Throughout my teaching career, I’ve generally been blessed with students and parents who “trust the process” and aren’t too overly eager to race blindly ahead through the repertoire. This has never been more true than at present, and I’m extraordinarily grateful to be able to work by and large with students and parents who share a similar vision of the path of developing musical ability that includes repetition, review, and a logical, sensibly-paced progression through selections of music that match students’ ability.
That said, how many of us can truly say that we can “play any piece… no matter how long ago we have learned it,” much less play it “well?”
As I’ve thought about this principle this week, I’ve likened developing ability on a musical instrument to several images in my mind:
- A pyramid under construction.
- A skyscraper being built.
- A growing tree.
I’ve always been moderately fascinated with ancient Egypt, and the engineering and architectural marvels they were able to accomplish without the use of modern tools. When it comes to building pyramids, one simple principle is always at play: the higher the planned pinnacle of the pyramid, the wider the base of the pyramid must be. I relate this to developing ability on a musical instrument by thinking that the greater heights of musical accomplishment we want to achieve the “wider our base” must be. In this case, a “wide base” is being able to play every piece we’ve ever learned, and play them well. What would happen if, as the workers continued to work on building the pyramid higher, the foundational layers began to crumble and fall into disrepair? Would the structure ever be able to come to its envisioned fulfillment?
I’ve also aways been awed by the Chicago skyline, highlighted by the Sears (now Willis) Tower, and have on many occasions enjoyed walking through the streets of downtown Chicago, surrounded on all sides by almost unimaginably-high walls of steel and glass. Skyscrapers are truly a modern engineering marvel, and one simple principle is at play in their design and construction: the greater the planned height of the skyscraper, the deeper the foundation that must first be dug, almost always accompanied by steel beams driven all the way down to bedrock. Once again, I relate this to developing ability on a musical instrument by thinking that the greater heights of musical accomplishment we want to achieve, the “deeper our foundation” must be. In this case, a “deep foundation” is once again being able to play every piece we’ve ever learned, and play them well.
And finally, I’ve always loved trees. In fact, I often imagine that if I ever have a second career it would hopefully be in something like reforestation. Or, in a perfect world, maybe I could find a way to raise support for preservation of the rainforests through musical benefits. I digress. When I think about trees, I am reminded that before they explode upward and outward, they spend the first several years of their life putting down roots, which continue to grow deeper and wider underground as the tree does so visibly above ground. And what happens to a tree if its root system is damaged? No matter how healthy the tree is above ground, it will suffer to some degree, and if the roots are damaged enough the tree will die. I relate this to developing ability on a musical instrument by thinking that the higher, and wider, and more blossoming and beautiful we want our ability to be, the deeper, and wider, and stronger, and more healthy we need to keep our “roots.” And in this case, our “roots” are every piece we’ve ever learned, and maintaining the ability to play those pieces and play them well.
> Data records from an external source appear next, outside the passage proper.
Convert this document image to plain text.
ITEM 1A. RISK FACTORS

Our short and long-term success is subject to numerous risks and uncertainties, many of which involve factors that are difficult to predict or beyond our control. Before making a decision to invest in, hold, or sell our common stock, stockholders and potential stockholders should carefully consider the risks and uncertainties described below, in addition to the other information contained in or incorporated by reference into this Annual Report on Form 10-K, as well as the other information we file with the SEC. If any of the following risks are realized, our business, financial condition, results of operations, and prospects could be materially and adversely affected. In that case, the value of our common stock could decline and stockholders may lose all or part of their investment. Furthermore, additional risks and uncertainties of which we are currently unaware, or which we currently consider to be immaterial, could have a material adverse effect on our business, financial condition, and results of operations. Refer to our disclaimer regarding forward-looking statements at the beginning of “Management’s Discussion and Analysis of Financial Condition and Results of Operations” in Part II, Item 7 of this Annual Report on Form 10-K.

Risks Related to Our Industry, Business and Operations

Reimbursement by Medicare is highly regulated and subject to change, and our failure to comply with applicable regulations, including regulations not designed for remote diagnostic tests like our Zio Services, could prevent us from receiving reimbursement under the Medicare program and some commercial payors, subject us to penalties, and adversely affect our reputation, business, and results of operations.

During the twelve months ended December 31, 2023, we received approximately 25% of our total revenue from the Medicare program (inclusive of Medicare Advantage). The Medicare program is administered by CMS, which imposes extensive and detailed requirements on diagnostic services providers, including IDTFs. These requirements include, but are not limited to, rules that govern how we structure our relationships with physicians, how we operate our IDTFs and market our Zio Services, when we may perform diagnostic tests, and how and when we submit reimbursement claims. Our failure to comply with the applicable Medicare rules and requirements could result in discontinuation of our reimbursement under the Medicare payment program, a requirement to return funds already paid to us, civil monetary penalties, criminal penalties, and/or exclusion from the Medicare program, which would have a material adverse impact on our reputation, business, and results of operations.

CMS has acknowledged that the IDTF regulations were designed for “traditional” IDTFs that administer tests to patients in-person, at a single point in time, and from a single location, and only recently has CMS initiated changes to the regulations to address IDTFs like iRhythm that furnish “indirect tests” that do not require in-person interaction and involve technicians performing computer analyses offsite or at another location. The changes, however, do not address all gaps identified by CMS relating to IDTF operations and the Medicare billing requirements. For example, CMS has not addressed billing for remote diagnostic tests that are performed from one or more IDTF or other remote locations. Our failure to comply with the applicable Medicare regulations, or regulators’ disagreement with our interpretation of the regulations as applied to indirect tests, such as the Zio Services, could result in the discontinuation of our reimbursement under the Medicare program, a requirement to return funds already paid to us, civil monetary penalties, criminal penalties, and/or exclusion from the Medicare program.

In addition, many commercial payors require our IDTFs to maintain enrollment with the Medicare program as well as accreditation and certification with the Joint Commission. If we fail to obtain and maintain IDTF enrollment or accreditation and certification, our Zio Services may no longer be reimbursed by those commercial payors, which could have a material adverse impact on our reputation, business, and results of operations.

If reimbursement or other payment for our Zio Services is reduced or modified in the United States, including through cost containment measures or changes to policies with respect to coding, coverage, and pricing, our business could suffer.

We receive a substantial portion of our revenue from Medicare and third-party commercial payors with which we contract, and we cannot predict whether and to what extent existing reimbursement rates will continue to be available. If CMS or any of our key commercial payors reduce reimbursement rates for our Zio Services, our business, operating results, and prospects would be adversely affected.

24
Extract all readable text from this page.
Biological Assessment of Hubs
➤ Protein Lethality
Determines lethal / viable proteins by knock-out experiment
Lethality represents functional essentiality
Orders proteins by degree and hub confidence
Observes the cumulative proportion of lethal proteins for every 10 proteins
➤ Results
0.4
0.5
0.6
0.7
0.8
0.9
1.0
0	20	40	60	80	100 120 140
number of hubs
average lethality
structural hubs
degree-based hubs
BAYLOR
I do still get the occasional request to “move ahead faster,” to “focus more on new material,” or to “spend less time on review.” And while I can understand the desires that motivate these requests, and think they’re often if not always well-intentioned, I think they miss out on a key element of developing ability on a musical instrument that lies in having a deep, wide, strong, healthy base of repertoire that in itself teaches and reinforces good technical and musical skills. I hope that reflecting on this particular of Dr. Suzuki’s principles will help bring us all into a more unified vision of what creates long-term, sustainable success as we prepare to head into a new school year together!